An alternative test is the stool antigen test. In this test you give a pea-sized sample of your stools (faeces) which is tested for
H. pylori. Note: prior to this test you should not have taken any antibiotics for at least four weeks. Also, you should not have
taken a PPI or H2-receptor antagonist acid-suppressing medicine for at least two weeks.
A blood test can detect antibodies to H. pylori. This is sometimes used to confirm that you are, or have been, infected with H.
pylori. However, it can take up to a year for this test to become negative once the infection has cleared. So, it is no use to
confirm whether treatment has cleared the infection (if this needs to be known). If needed, the breath test or stool antigen test
is usually used to check if an infection has cleared following treatment.
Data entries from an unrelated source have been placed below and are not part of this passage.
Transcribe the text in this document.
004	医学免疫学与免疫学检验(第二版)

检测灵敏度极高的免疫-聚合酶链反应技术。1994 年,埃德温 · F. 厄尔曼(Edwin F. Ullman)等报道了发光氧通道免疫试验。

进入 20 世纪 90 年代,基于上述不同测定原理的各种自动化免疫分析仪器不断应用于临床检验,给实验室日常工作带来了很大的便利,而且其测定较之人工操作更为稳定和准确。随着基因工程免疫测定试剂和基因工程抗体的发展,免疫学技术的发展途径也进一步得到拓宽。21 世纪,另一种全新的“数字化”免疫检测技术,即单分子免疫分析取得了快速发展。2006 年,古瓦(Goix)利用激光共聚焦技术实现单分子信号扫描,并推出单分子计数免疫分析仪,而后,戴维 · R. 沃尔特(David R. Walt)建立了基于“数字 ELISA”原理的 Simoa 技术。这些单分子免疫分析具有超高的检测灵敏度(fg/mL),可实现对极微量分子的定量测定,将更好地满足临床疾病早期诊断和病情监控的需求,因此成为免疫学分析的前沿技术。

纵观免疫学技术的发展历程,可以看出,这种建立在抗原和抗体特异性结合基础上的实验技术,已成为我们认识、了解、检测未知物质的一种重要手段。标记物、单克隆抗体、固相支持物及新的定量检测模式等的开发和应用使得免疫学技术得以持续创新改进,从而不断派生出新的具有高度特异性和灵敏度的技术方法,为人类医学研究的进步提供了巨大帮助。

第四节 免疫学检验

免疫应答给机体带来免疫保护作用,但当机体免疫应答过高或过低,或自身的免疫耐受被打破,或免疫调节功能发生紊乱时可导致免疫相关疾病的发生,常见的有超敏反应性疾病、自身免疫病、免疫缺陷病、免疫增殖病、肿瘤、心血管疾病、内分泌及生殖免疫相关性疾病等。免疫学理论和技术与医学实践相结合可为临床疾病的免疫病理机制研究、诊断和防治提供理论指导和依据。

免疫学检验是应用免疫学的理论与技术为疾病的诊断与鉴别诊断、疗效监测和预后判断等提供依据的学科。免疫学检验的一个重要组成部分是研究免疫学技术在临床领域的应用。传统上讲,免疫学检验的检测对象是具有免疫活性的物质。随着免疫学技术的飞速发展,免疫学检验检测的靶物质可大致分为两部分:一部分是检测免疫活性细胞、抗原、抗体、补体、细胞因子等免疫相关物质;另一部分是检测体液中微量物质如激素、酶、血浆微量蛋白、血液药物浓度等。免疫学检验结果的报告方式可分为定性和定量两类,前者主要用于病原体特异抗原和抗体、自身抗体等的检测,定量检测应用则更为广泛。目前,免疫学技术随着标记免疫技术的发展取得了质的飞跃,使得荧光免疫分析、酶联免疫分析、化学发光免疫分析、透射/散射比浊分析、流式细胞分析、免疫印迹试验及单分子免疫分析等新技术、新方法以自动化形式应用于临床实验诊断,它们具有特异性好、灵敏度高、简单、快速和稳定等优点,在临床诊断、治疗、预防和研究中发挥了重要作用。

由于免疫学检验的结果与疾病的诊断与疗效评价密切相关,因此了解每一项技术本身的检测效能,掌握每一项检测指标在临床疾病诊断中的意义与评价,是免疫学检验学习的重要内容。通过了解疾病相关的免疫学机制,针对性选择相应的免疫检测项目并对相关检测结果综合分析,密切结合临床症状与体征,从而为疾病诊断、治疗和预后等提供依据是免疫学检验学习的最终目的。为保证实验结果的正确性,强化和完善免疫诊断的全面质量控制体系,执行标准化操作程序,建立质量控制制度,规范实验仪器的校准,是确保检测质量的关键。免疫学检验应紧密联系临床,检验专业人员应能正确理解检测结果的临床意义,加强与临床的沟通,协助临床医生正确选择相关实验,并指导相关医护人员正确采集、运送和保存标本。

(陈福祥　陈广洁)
Sometimes a small sample (biopsy) of the lining of the stomach is taken if you have a gastroscopy (endoscopy). The sample
can be tested for H. pylori.
Eradication therapy clears H. pylori in up to 9 in 10 cases if it is taken correctly for the full course. If you do not take the full course
then the chance of clearing the infection is reduced. A second course of eradication therapy, using different antibiotics, will usually work
if the first course does not clear the infection.
Eradication therapy is sometimes called triple therapy as it involves three medicines - two antibiotics and an acid-suppressing medicine.
Follow-up
If you have indigestion (dyspepsia), it is usually only necessary to check to see if the H. pylori has gone if your symptoms come back
after treatment. If you have a gastric or duodenal ulcer, testing is usually done 6-8 weeks after treatment.